Beltline makes strides one path, park at a time

Inch by inch and path by path, Atlanta Beltline Inc.'s quest to thread a 22-mile loop of greenspace, trails and transit around the city's intown neighborhoods is gaining ground.

In April, the group opened the Northside trail. October saw the creation of the Gordon White and Rose Circle parks in the city's West End. And coming June 26: the opening of Phase II of the West End trail.

To generate public awareness of its progress, Atlanta Beltline has launched "Art on the Beltline: Atlanta's New Public Place." The temporary exhibition places art along two Beltline paths -- the trail from Washington Park to Allene Avenue in West Atlanta and the trail from Piedmont Park to Memorial Drive on the city's east side.

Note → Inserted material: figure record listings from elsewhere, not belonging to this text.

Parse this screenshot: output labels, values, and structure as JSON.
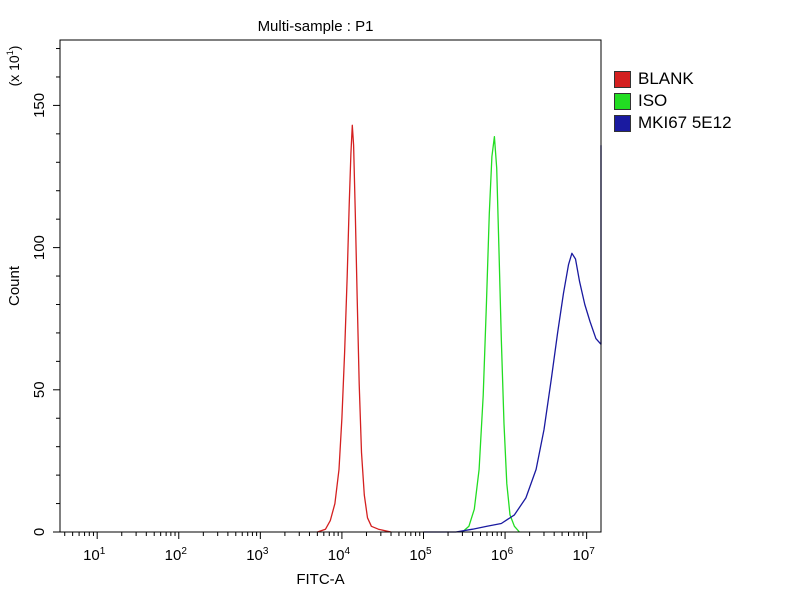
{
  "chart_data": {
    "type": "line",
    "title": "Multi-sample : P1",
    "xlabel": "FITC-A",
    "ylabel": "Count",
    "y_multiplier_label": "(x 10^1)",
    "x_scale": "log",
    "xlim": [
      3.5,
      15000000
    ],
    "ylim": [
      0,
      173
    ],
    "x_ticks": [
      {
        "value": 10,
        "label": "10^1"
      },
      {
        "value": 100,
        "label": "10^2"
      },
      {
        "value": 1000,
        "label": "10^3"
      },
      {
        "value": 10000,
        "label": "10^4"
      },
      {
        "value": 100000,
        "label": "10^5"
      },
      {
        "value": 1000000,
        "label": "10^6"
      },
      {
        "value": 10000000,
        "label": "10^7"
      }
    ],
    "y_ticks": [
      0,
      50,
      100,
      150
    ],
    "grid": false,
    "legend_position": "right",
    "series": [
      {
        "name": "BLANK",
        "color": "#d42020",
        "x": [
          5000,
          6300,
          7200,
          8200,
          9200,
          10000,
          10800,
          11600,
          12300,
          12900,
          13400,
          13900,
          14600,
          15400,
          16300,
          17400,
          18800,
          20600,
          23000,
          28000,
          40000
        ],
        "y": [
          0,
          1,
          4,
          10,
          22,
          40,
          63,
          90,
          115,
          133,
          143,
          136,
          112,
          82,
          52,
          28,
          13,
          5,
          2,
          1,
          0
        ]
      },
      {
        "name": "ISO",
        "color": "#22dd22",
        "x": [
          300000,
          360000,
          420000,
          480000,
          540000,
          590000,
          640000,
          690000,
          740000,
          790000,
          840000,
          900000,
          970000,
          1050000,
          1150000,
          1300000,
          1500000
        ],
        "y": [
          0,
          2,
          8,
          22,
          48,
          80,
          112,
          132,
          139,
          128,
          100,
          68,
          38,
          17,
          6,
          2,
          0
        ]
      },
      {
        "name": "MKI67 5E12",
        "color": "#1a1aa0",
        "x": [
          100000,
          150000,
          250000,
          400000,
          600000,
          900000,
          1300000,
          1800000,
          2400000,
          3000000,
          3700000,
          4400000,
          5200000,
          6000000,
          6600000,
          7300000,
          8200000,
          9500000,
          11000000,
          13000000,
          15000000,
          15000000
        ],
        "y": [
          0,
          0,
          0,
          1,
          2,
          3,
          6,
          12,
          22,
          36,
          54,
          70,
          84,
          94,
          98,
          96,
          88,
          80,
          74,
          68,
          66,
          136
        ]
      }
    ]
  }
}
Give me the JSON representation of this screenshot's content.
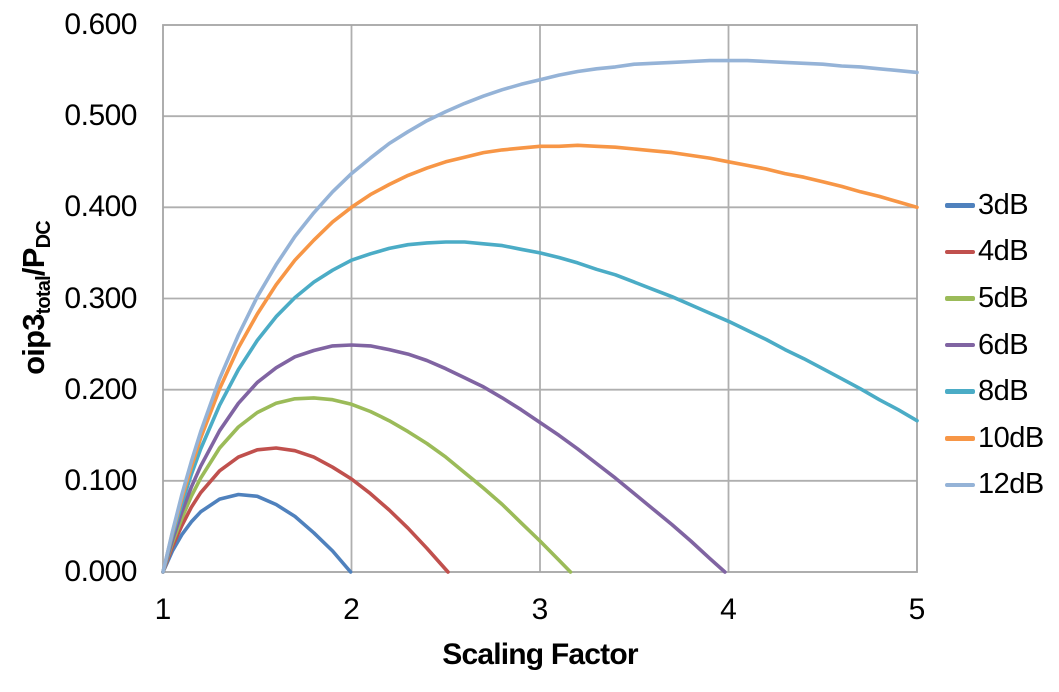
{
  "chart_data": {
    "type": "line",
    "title": "",
    "xlabel": "Scaling Factor",
    "ylabel": "oip3_total/P_DC",
    "ylabel_parts": [
      {
        "text": "oip3",
        "sub": false
      },
      {
        "text": "total",
        "sub": true
      },
      {
        "text": "/P",
        "sub": false
      },
      {
        "text": "DC",
        "sub": true
      }
    ],
    "xlim": [
      1,
      5
    ],
    "ylim": [
      0,
      0.6
    ],
    "x_ticks": [
      1,
      2,
      3,
      4,
      5
    ],
    "x_tick_labels": [
      "1",
      "2",
      "3",
      "4",
      "5"
    ],
    "y_ticks": [
      0,
      0.1,
      0.2,
      0.3,
      0.4,
      0.5,
      0.6
    ],
    "y_tick_labels": [
      "0.000",
      "0.100",
      "0.200",
      "0.300",
      "0.400",
      "0.500",
      "0.600"
    ],
    "grid": true,
    "legend_position": "right",
    "series": [
      {
        "name": "3dB",
        "color": "#4F81BD",
        "points": [
          [
            1,
            0
          ],
          [
            1.05,
            0.023
          ],
          [
            1.1,
            0.041
          ],
          [
            1.15,
            0.055
          ],
          [
            1.2,
            0.066
          ],
          [
            1.3,
            0.08
          ],
          [
            1.4,
            0.085
          ],
          [
            1.5,
            0.083
          ],
          [
            1.6,
            0.074
          ],
          [
            1.7,
            0.061
          ],
          [
            1.8,
            0.043
          ],
          [
            1.9,
            0.023
          ],
          [
            1.995,
            0
          ]
        ]
      },
      {
        "name": "4dB",
        "color": "#C0504D",
        "points": [
          [
            1,
            0
          ],
          [
            1.05,
            0.028
          ],
          [
            1.1,
            0.051
          ],
          [
            1.15,
            0.071
          ],
          [
            1.2,
            0.087
          ],
          [
            1.3,
            0.111
          ],
          [
            1.4,
            0.126
          ],
          [
            1.5,
            0.134
          ],
          [
            1.6,
            0.136
          ],
          [
            1.7,
            0.133
          ],
          [
            1.8,
            0.126
          ],
          [
            1.9,
            0.115
          ],
          [
            2,
            0.102
          ],
          [
            2.1,
            0.086
          ],
          [
            2.2,
            0.068
          ],
          [
            2.3,
            0.048
          ],
          [
            2.4,
            0.026
          ],
          [
            2.512,
            0
          ]
        ]
      },
      {
        "name": "5dB",
        "color": "#9BBB59",
        "points": [
          [
            1,
            0
          ],
          [
            1.05,
            0.032
          ],
          [
            1.1,
            0.059
          ],
          [
            1.15,
            0.083
          ],
          [
            1.2,
            0.103
          ],
          [
            1.3,
            0.136
          ],
          [
            1.4,
            0.159
          ],
          [
            1.5,
            0.175
          ],
          [
            1.6,
            0.185
          ],
          [
            1.7,
            0.19
          ],
          [
            1.8,
            0.191
          ],
          [
            1.9,
            0.189
          ],
          [
            2,
            0.184
          ],
          [
            2.1,
            0.176
          ],
          [
            2.2,
            0.166
          ],
          [
            2.3,
            0.154
          ],
          [
            2.4,
            0.141
          ],
          [
            2.5,
            0.126
          ],
          [
            2.6,
            0.109
          ],
          [
            2.7,
            0.092
          ],
          [
            2.8,
            0.074
          ],
          [
            2.9,
            0.054
          ],
          [
            3,
            0.034
          ],
          [
            3.1,
            0.013
          ],
          [
            3.162,
            0
          ]
        ]
      },
      {
        "name": "6dB",
        "color": "#8064A2",
        "points": [
          [
            1,
            0
          ],
          [
            1.05,
            0.035
          ],
          [
            1.1,
            0.066
          ],
          [
            1.15,
            0.093
          ],
          [
            1.2,
            0.116
          ],
          [
            1.3,
            0.155
          ],
          [
            1.4,
            0.185
          ],
          [
            1.5,
            0.208
          ],
          [
            1.6,
            0.224
          ],
          [
            1.7,
            0.236
          ],
          [
            1.8,
            0.243
          ],
          [
            1.9,
            0.248
          ],
          [
            2,
            0.249
          ],
          [
            2.1,
            0.248
          ],
          [
            2.2,
            0.244
          ],
          [
            2.3,
            0.239
          ],
          [
            2.4,
            0.232
          ],
          [
            2.5,
            0.223
          ],
          [
            2.6,
            0.213
          ],
          [
            2.7,
            0.203
          ],
          [
            2.8,
            0.191
          ],
          [
            2.9,
            0.178
          ],
          [
            3,
            0.164
          ],
          [
            3.1,
            0.15
          ],
          [
            3.2,
            0.135
          ],
          [
            3.3,
            0.119
          ],
          [
            3.4,
            0.103
          ],
          [
            3.5,
            0.086
          ],
          [
            3.6,
            0.069
          ],
          [
            3.7,
            0.052
          ],
          [
            3.8,
            0.034
          ],
          [
            3.9,
            0.015
          ],
          [
            3.981,
            0
          ]
        ]
      },
      {
        "name": "8dB",
        "color": "#4BACC6",
        "points": [
          [
            1,
            0
          ],
          [
            1.05,
            0.04
          ],
          [
            1.1,
            0.075
          ],
          [
            1.15,
            0.107
          ],
          [
            1.2,
            0.135
          ],
          [
            1.3,
            0.183
          ],
          [
            1.4,
            0.222
          ],
          [
            1.5,
            0.254
          ],
          [
            1.6,
            0.28
          ],
          [
            1.7,
            0.301
          ],
          [
            1.8,
            0.318
          ],
          [
            1.9,
            0.331
          ],
          [
            2,
            0.342
          ],
          [
            2.1,
            0.349
          ],
          [
            2.2,
            0.355
          ],
          [
            2.3,
            0.359
          ],
          [
            2.4,
            0.361
          ],
          [
            2.5,
            0.362
          ],
          [
            2.6,
            0.362
          ],
          [
            2.7,
            0.36
          ],
          [
            2.8,
            0.358
          ],
          [
            2.9,
            0.354
          ],
          [
            3,
            0.35
          ],
          [
            3.1,
            0.345
          ],
          [
            3.2,
            0.339
          ],
          [
            3.3,
            0.332
          ],
          [
            3.4,
            0.326
          ],
          [
            3.5,
            0.318
          ],
          [
            3.6,
            0.31
          ],
          [
            3.7,
            0.302
          ],
          [
            3.8,
            0.293
          ],
          [
            3.9,
            0.284
          ],
          [
            4,
            0.275
          ],
          [
            4.1,
            0.265
          ],
          [
            4.2,
            0.255
          ],
          [
            4.3,
            0.244
          ],
          [
            4.4,
            0.234
          ],
          [
            4.5,
            0.223
          ],
          [
            4.6,
            0.212
          ],
          [
            4.7,
            0.201
          ],
          [
            4.8,
            0.189
          ],
          [
            4.9,
            0.178
          ],
          [
            5,
            0.166
          ]
        ]
      },
      {
        "name": "10dB",
        "color": "#F79646",
        "points": [
          [
            1,
            0
          ],
          [
            1.05,
            0.043
          ],
          [
            1.1,
            0.081
          ],
          [
            1.15,
            0.115
          ],
          [
            1.2,
            0.147
          ],
          [
            1.3,
            0.201
          ],
          [
            1.4,
            0.246
          ],
          [
            1.5,
            0.283
          ],
          [
            1.6,
            0.315
          ],
          [
            1.7,
            0.342
          ],
          [
            1.8,
            0.364
          ],
          [
            1.9,
            0.384
          ],
          [
            2,
            0.4
          ],
          [
            2.1,
            0.414
          ],
          [
            2.2,
            0.425
          ],
          [
            2.3,
            0.435
          ],
          [
            2.4,
            0.443
          ],
          [
            2.5,
            0.45
          ],
          [
            2.6,
            0.455
          ],
          [
            2.7,
            0.46
          ],
          [
            2.8,
            0.463
          ],
          [
            2.9,
            0.465
          ],
          [
            3,
            0.467
          ],
          [
            3.1,
            0.467
          ],
          [
            3.2,
            0.468
          ],
          [
            3.3,
            0.467
          ],
          [
            3.4,
            0.466
          ],
          [
            3.5,
            0.464
          ],
          [
            3.6,
            0.462
          ],
          [
            3.7,
            0.46
          ],
          [
            3.8,
            0.457
          ],
          [
            3.9,
            0.454
          ],
          [
            4,
            0.45
          ],
          [
            4.1,
            0.446
          ],
          [
            4.2,
            0.442
          ],
          [
            4.3,
            0.437
          ],
          [
            4.4,
            0.433
          ],
          [
            4.5,
            0.428
          ],
          [
            4.6,
            0.423
          ],
          [
            4.7,
            0.417
          ],
          [
            4.8,
            0.412
          ],
          [
            4.9,
            0.406
          ],
          [
            5,
            0.4
          ]
        ]
      },
      {
        "name": "12dB",
        "color": "#95B3D7",
        "points": [
          [
            1,
            0
          ],
          [
            1.05,
            0.044
          ],
          [
            1.1,
            0.085
          ],
          [
            1.15,
            0.121
          ],
          [
            1.2,
            0.154
          ],
          [
            1.3,
            0.212
          ],
          [
            1.4,
            0.26
          ],
          [
            1.5,
            0.302
          ],
          [
            1.6,
            0.337
          ],
          [
            1.7,
            0.368
          ],
          [
            1.8,
            0.394
          ],
          [
            1.9,
            0.417
          ],
          [
            2,
            0.437
          ],
          [
            2.1,
            0.454
          ],
          [
            2.2,
            0.47
          ],
          [
            2.3,
            0.483
          ],
          [
            2.4,
            0.495
          ],
          [
            2.5,
            0.505
          ],
          [
            2.6,
            0.514
          ],
          [
            2.7,
            0.522
          ],
          [
            2.8,
            0.529
          ],
          [
            2.9,
            0.535
          ],
          [
            3,
            0.54
          ],
          [
            3.1,
            0.545
          ],
          [
            3.2,
            0.549
          ],
          [
            3.3,
            0.552
          ],
          [
            3.4,
            0.554
          ],
          [
            3.5,
            0.557
          ],
          [
            3.6,
            0.558
          ],
          [
            3.7,
            0.559
          ],
          [
            3.8,
            0.56
          ],
          [
            3.9,
            0.561
          ],
          [
            4,
            0.561
          ],
          [
            4.1,
            0.561
          ],
          [
            4.2,
            0.56
          ],
          [
            4.3,
            0.559
          ],
          [
            4.4,
            0.558
          ],
          [
            4.5,
            0.557
          ],
          [
            4.6,
            0.555
          ],
          [
            4.7,
            0.554
          ],
          [
            4.8,
            0.552
          ],
          [
            4.9,
            0.55
          ],
          [
            5,
            0.548
          ]
        ]
      }
    ]
  },
  "colors": {
    "gridline": "#AFAFAF",
    "plot_border": "#A6A6A6",
    "text": "#000000",
    "background": "#FFFFFF"
  }
}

A ceremony to kickoff the four-month art project will be held at 4 p.m. Saturday at Gordon White Park at the intersection of White Street and Ralph David Abernathy Boulevard.

"When were realized what an asset we had with the Beltline as a public realm, it became really important to entice people to walk it," said Fred Yalouris, director of design for the Beltline. "It's healthy, it's revealing, it shows you parts of the city that you've never seen before."

Atlanta Beltline has been striving for the past several years to turn abandoned rail tracks that ring the city into space that is walkable and will include a light rail line. The group also is tasked with adding to the city's park space.

The art project includes 33 pieces chosen from 177 proposals, Yalouris said. Residents from the neighborhoods came out to install the pieces as well as clear brush along the trails.

Officials found a couple of the pieces defaced by graffiti during a walk through the West End trail on Wednesday. Yalouris said the graffiti would be cleaned by Saturday's opening.

Rod Pittam created a two-panel billboard called "Historical Vignettes of the West End," a look at the district at the turn of the last century. He said his work was inspired by how well the black and white communities in the area once worked together.

"The communities over the years have addressed any issues, worked it all out, up until the '60s," he said. "A lot of people attribute [the end of community unity] to I-20 coming through. That ripped the neighborhood in two."